= Voting trust =

A voting trust is an arrangement whereby the shares in a company of one or more shareholders and the voting rights attached thereto are legally transferred to a trustee, usually for a specified period of time (the "trust period"). In some voting trusts, the trustee may also be granted additional powers (such as to sell or redeem the shares). At the end of the trust period, the shares would ordinarily be re-transferred to the beneficiary, although in practice many voting trusts contain provisions for them to re-vested on the voting trusts with identical terms.

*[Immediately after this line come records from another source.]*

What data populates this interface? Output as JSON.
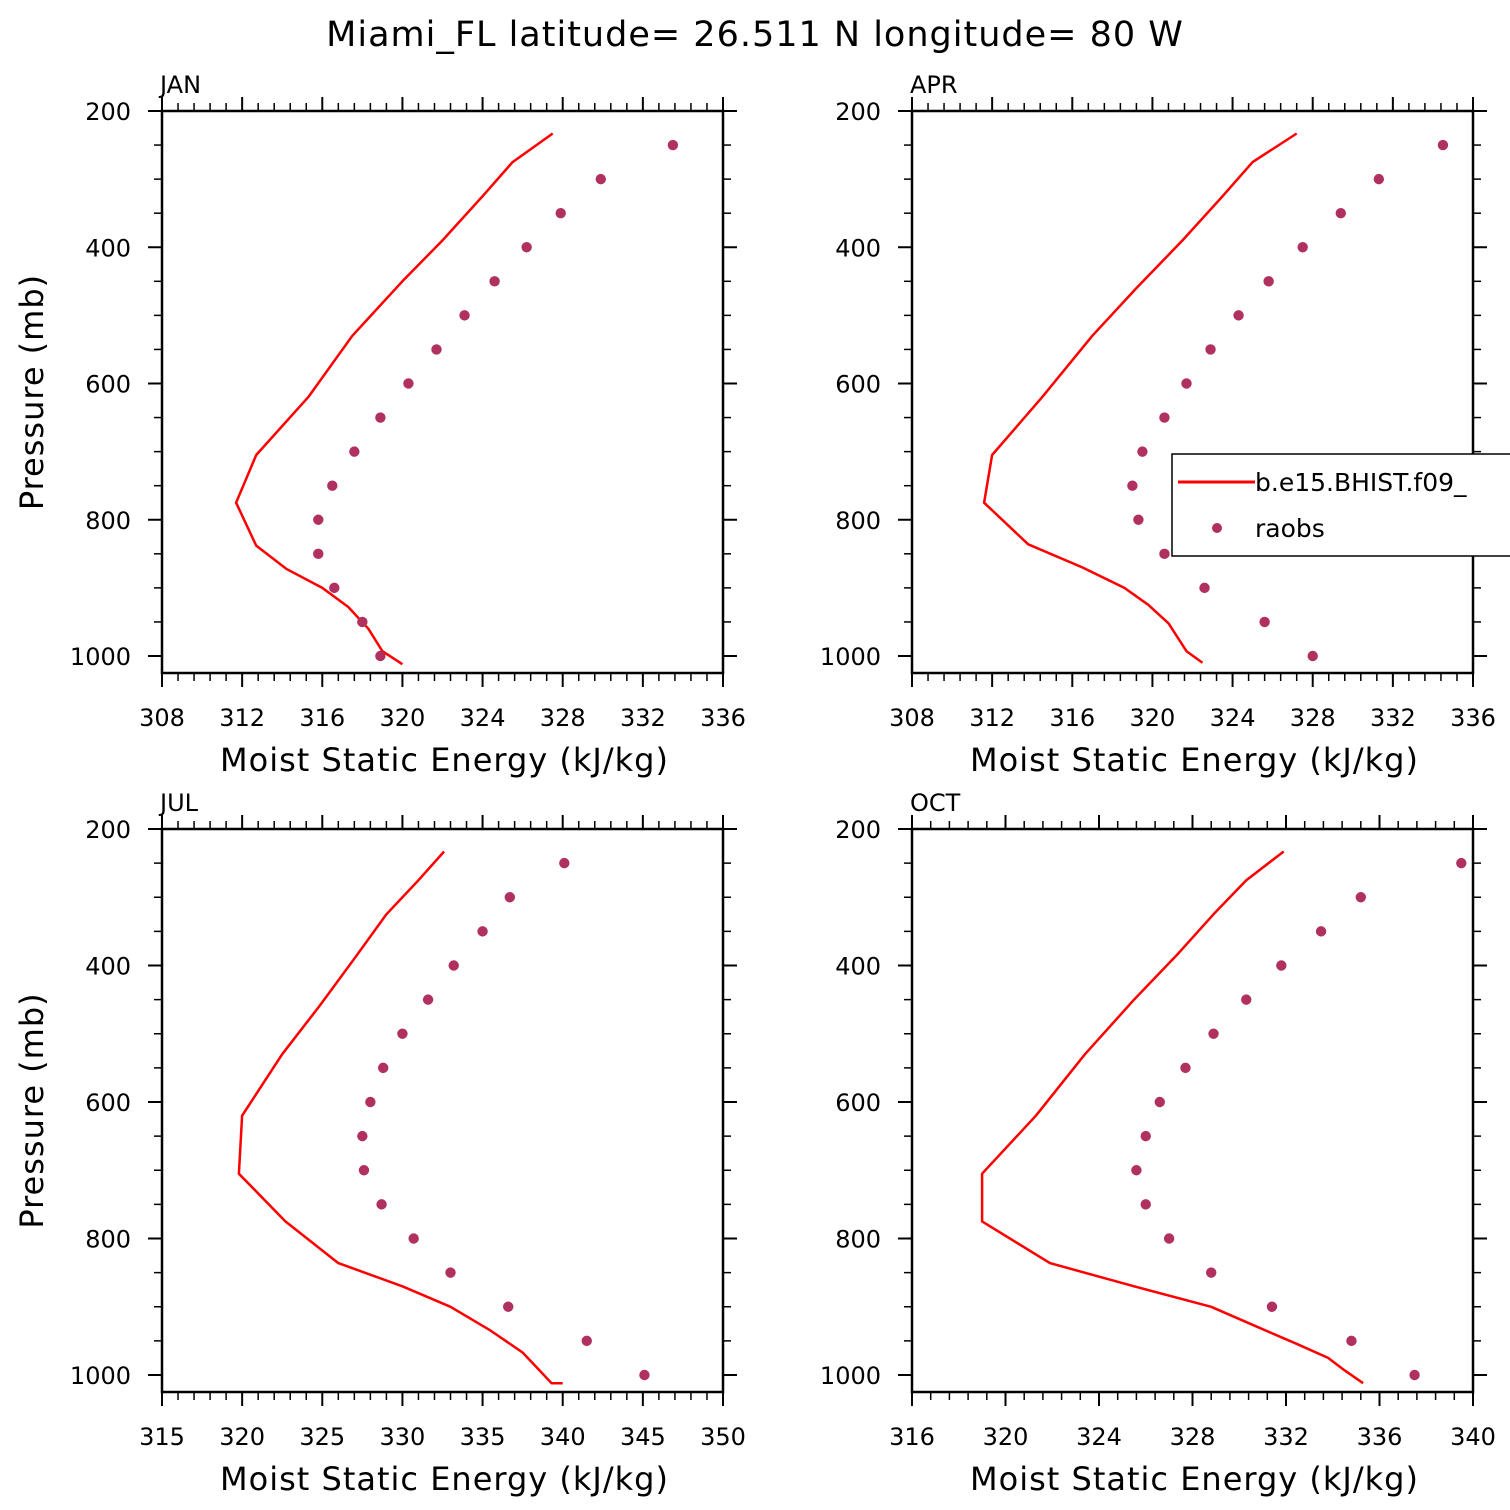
{
  "title": "Miami_FL  latitude= 26.511 N longitude= 80 W",
  "legend": {
    "model_label": "b.e15.BHIST.f09_",
    "obs_label": "raobs"
  },
  "colors": {
    "model": "#ff0000",
    "obs": "#b03060"
  },
  "chart_data": [
    {
      "type": "line",
      "panel": "JAN",
      "xlabel": "Moist Static Energy (kJ/kg)",
      "ylabel": "Pressure (mb)",
      "xlim": [
        308,
        336
      ],
      "ylim": [
        1025,
        200
      ],
      "xticks": [
        308,
        312,
        316,
        320,
        324,
        328,
        332,
        336
      ],
      "yticks": [
        200,
        400,
        600,
        800,
        1000
      ],
      "series": [
        {
          "name": "b.e15.BHIST.f09_",
          "kind": "line",
          "x": [
            327.5,
            325.5,
            324.0,
            322.0,
            320.0,
            317.5,
            315.3,
            312.7,
            311.7,
            312.7,
            314.2,
            316.0,
            317.3,
            318.3,
            319.0,
            320.0
          ],
          "y": [
            233,
            275,
            325,
            390,
            450,
            530,
            620,
            705,
            775,
            838,
            872,
            900,
            928,
            960,
            993,
            1012
          ]
        },
        {
          "name": "raobs",
          "kind": "scatter",
          "x": [
            333.5,
            329.9,
            327.9,
            326.2,
            324.6,
            323.1,
            321.7,
            320.3,
            318.9,
            317.6,
            316.5,
            315.8,
            315.8,
            316.6,
            318.0,
            318.9
          ],
          "y": [
            250,
            300,
            350,
            400,
            450,
            500,
            550,
            600,
            650,
            700,
            750,
            800,
            850,
            900,
            950,
            1000
          ]
        }
      ]
    },
    {
      "type": "line",
      "panel": "APR",
      "xlabel": "Moist Static Energy (kJ/kg)",
      "ylabel": "",
      "xlim": [
        308,
        336
      ],
      "ylim": [
        1025,
        200
      ],
      "xticks": [
        308,
        312,
        316,
        320,
        324,
        328,
        332,
        336
      ],
      "yticks": [
        200,
        400,
        600,
        800,
        1000
      ],
      "series": [
        {
          "name": "b.e15.BHIST.f09_",
          "kind": "line",
          "x": [
            327.2,
            325.0,
            323.5,
            321.5,
            319.2,
            317.0,
            314.5,
            312.0,
            311.6,
            313.8,
            316.5,
            318.6,
            319.8,
            320.8,
            321.7,
            322.5
          ],
          "y": [
            233,
            275,
            325,
            390,
            460,
            530,
            620,
            705,
            775,
            836,
            870,
            900,
            925,
            952,
            993,
            1010
          ]
        },
        {
          "name": "raobs",
          "kind": "scatter",
          "x": [
            334.5,
            331.3,
            329.4,
            327.5,
            325.8,
            324.3,
            322.9,
            321.7,
            320.6,
            319.5,
            319.0,
            319.3,
            320.6,
            322.6,
            325.6,
            328.0
          ],
          "y": [
            250,
            300,
            350,
            400,
            450,
            500,
            550,
            600,
            650,
            700,
            750,
            800,
            850,
            900,
            950,
            1000
          ]
        }
      ]
    },
    {
      "type": "line",
      "panel": "JUL",
      "xlabel": "Moist Static Energy (kJ/kg)",
      "ylabel": "Pressure (mb)",
      "xlim": [
        315,
        350
      ],
      "ylim": [
        1025,
        200
      ],
      "xticks": [
        315,
        320,
        325,
        330,
        335,
        340,
        345,
        350
      ],
      "yticks": [
        200,
        400,
        600,
        800,
        1000
      ],
      "series": [
        {
          "name": "b.e15.BHIST.f09_",
          "kind": "line",
          "x": [
            332.6,
            331.0,
            329.0,
            327.0,
            324.8,
            322.5,
            320.0,
            319.8,
            322.7,
            326.0,
            330.0,
            333.0,
            335.5,
            337.5,
            338.5,
            339.3,
            340.0
          ],
          "y": [
            233,
            275,
            325,
            390,
            460,
            530,
            620,
            705,
            775,
            836,
            870,
            900,
            935,
            967,
            992,
            1012,
            1012
          ]
        },
        {
          "name": "raobs",
          "kind": "scatter",
          "x": [
            340.1,
            336.7,
            335.0,
            333.2,
            331.6,
            330.0,
            328.8,
            328.0,
            327.5,
            327.6,
            328.7,
            330.7,
            333.0,
            336.6,
            341.5,
            345.1
          ],
          "y": [
            250,
            300,
            350,
            400,
            450,
            500,
            550,
            600,
            650,
            700,
            750,
            800,
            850,
            900,
            950,
            1000
          ]
        }
      ]
    },
    {
      "type": "line",
      "panel": "OCT",
      "xlabel": "Moist Static Energy (kJ/kg)",
      "ylabel": "",
      "xlim": [
        316,
        340
      ],
      "ylim": [
        1025,
        200
      ],
      "xticks": [
        316,
        320,
        324,
        328,
        332,
        336,
        340
      ],
      "yticks": [
        200,
        400,
        600,
        800,
        1000
      ],
      "series": [
        {
          "name": "b.e15.BHIST.f09_",
          "kind": "line",
          "x": [
            331.9,
            330.3,
            328.9,
            327.4,
            325.5,
            323.4,
            321.3,
            319.0,
            319.0,
            321.9,
            325.5,
            328.8,
            330.8,
            332.5,
            333.8,
            334.5,
            335.3
          ],
          "y": [
            233,
            275,
            325,
            382,
            450,
            530,
            620,
            705,
            775,
            836,
            870,
            900,
            930,
            955,
            975,
            993,
            1012
          ]
        },
        {
          "name": "raobs",
          "kind": "scatter",
          "x": [
            339.5,
            335.2,
            333.5,
            331.8,
            330.3,
            328.9,
            327.7,
            326.6,
            326.0,
            325.6,
            326.0,
            327.0,
            328.8,
            331.4,
            334.8,
            337.5
          ],
          "y": [
            250,
            300,
            350,
            400,
            450,
            500,
            550,
            600,
            650,
            700,
            750,
            800,
            850,
            900,
            950,
            1000
          ]
        }
      ]
    }
  ]
}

Voting trusts were made popular in Delaware corporate law, but they have since been adopted widely by other states in the United States. They have also been extensively adopted in offshore jurisdictions.

== Purposes ==
Some advantages to a voting trust include:
- Several shareholders may wish to create a unified block of votes, which together gives them more power than the collective sum of their fragmented interests.
- In many countries, to call general meetings, shareholders need to hold a certain percentage of the issued shares of the company. By aggregating their shares, the shareholders can confer this power on themselves collectively where they might not have it individually.
- Locking shares in voting trusts can, in some countries, help deter a hostile takeover.
- Voting trusts are sometimes used to resolve conflicts of interest. By putting the shares in a trustee who can vote them at arm's length from the beneficiary(ies) of the trust, this can in some circumstances mitigate or absolve the original shareholder from what might otherwise constitute a conflict of interest (although in practice, to resolve conflicts of interest the trust will ordinarily be ac"blind trust"; while all blind trusts are necessarily voting trusts, not all voting trusts are blind trusts).
- Shares are sometimes aggregated into a voting trust to facilitate a corporate reorganization.
- Promoters of companies sometimes aggregate their shares in a voting trust to safeguard control of the company.